A customer touchpoint is every interaction between your brand and user whether that’s before, during, or after a sale, whatever the channel. Understanding and mapping out all these touchpoints is key to building a customer journey that faithfully reflects how your audiences interact with you.
The more touchpoints you have, the more challenging it is for your brand to offer a consistent experience at every interaction. Few companies excel at putting customers at the heart of every interaction, despite studies that show that an overwhelming number of brands understand that competitive advantage revolves around customer experience (source: Gartner).
Most brands that are fluent in digital marketing have already had success with optimizing conversion rates at every touch point. Marketers may even have enjoyed positive feedback in the form of polls or NPS surveys assessing how the company has performed in delivering a certain service. Yet these same brands struggle to increase the lifetime value of their customers and underwhelm at providing overall customer experience.
The fatal error companies make is focusing on individual touchpoints. In doing so, brands are failing to look at the big picture. It is how users engage after interacting with your brand at these various touchpoints that informs their overall experience.

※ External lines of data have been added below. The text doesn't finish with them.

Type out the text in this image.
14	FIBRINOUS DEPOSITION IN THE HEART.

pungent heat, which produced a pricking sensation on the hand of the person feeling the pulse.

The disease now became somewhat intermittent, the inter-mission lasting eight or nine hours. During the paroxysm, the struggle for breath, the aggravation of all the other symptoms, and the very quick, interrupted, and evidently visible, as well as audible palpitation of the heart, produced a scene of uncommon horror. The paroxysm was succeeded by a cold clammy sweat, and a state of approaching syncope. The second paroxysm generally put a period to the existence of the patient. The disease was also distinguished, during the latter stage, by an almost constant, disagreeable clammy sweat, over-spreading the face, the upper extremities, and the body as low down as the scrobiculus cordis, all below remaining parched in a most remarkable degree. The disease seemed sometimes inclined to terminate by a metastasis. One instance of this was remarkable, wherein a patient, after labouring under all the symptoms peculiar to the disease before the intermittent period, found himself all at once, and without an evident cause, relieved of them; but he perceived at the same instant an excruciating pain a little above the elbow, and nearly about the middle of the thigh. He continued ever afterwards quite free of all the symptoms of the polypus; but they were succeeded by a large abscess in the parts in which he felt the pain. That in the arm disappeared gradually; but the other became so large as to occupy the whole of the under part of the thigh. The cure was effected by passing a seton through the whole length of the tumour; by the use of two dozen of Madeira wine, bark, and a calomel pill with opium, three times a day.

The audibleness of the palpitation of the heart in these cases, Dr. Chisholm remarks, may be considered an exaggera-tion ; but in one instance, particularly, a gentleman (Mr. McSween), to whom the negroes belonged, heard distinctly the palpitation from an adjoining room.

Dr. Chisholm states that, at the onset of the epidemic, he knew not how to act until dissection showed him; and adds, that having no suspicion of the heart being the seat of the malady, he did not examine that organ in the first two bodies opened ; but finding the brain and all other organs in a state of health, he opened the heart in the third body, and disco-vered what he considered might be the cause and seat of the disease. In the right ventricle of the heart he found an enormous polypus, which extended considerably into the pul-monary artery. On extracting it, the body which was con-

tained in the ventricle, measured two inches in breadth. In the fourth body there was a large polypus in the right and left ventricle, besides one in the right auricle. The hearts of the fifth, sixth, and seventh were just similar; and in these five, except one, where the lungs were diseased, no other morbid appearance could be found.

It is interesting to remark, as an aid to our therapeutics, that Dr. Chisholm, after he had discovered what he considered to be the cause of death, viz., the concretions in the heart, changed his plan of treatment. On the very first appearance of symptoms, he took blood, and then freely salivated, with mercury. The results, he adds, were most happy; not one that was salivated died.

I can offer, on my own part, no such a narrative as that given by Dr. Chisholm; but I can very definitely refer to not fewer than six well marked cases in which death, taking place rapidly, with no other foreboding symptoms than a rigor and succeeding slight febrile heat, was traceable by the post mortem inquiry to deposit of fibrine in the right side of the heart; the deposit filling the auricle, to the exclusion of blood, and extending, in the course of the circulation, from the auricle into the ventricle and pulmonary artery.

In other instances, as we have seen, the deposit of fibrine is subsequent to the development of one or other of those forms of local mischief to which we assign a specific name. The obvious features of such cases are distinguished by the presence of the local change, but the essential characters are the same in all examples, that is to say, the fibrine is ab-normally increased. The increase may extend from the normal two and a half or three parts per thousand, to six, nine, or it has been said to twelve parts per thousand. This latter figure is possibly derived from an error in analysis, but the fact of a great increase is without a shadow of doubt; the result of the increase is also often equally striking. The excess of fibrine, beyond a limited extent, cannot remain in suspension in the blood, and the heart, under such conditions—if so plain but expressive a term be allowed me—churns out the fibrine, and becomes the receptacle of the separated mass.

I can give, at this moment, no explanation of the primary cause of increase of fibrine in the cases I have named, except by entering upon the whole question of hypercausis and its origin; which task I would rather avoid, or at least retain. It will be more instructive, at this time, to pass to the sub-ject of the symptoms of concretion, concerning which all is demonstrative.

Brands must move beyond a siloed approach and start a cross-functional, multi-channel review of the experience they offer to customers. A more holistic approach will allow brands to achieve a more consistent service across touchpoints and understand where parts of the journey may be negatively impacting their performance, even if these touchpoints perform well individually.
Not many companies would challenge the fact that customer-centric activities improve organisational performance. Businesses that succeed in putting customers first enjoy higher retention rates, lower customer acquisition costs, and higher employee satisfaction. Expectations often fall short, however, when it comes to the perceived benefits of customer experience strategies. Without reliable measurements on initiatives to improve customer experience, managers may pull the plug on resources or write-off projects as a failure, costing their companies dearly in long-term competitiveness. The solution is to ensure that marketing strategies effectively consider how to calculate ROI for customer experience.
It falls on marketing teams to convincingly build a case for their campaigns by making a clear link between customer experience and value. To do so, metrics must be put in place to analyze the different types of customer behaviour and the types of engagement that create value for the business. For a more accurate analysis, customers should be segmented into cohorts and assigned traits according to the value they generate.
Brands must then put in place review mechanisms that collect data about customer satisfaction. Collection processes should allow for meaningful comparisons to be able to identify trends over a period of time. Using this customer data, you can then analyze your customers according to whether they are satisfied, neutral, or dissatisfied. You can link this information to historical performance of your customers in order to be able to predict the potential loss in revenue when customers downgrade to ‘dissatisfied’ status, or potential gains to be won by moving a percentage of your customers up to ‘satisfied’ status.
Without being able to demonstrate the ROI for customer experience, brands will not secure the buy-in required to make a difference in how they are perceived by their customers. Building a solid link between value creation and customer satisfaction will facilitate future investment and ultimately improve brand competitiveness.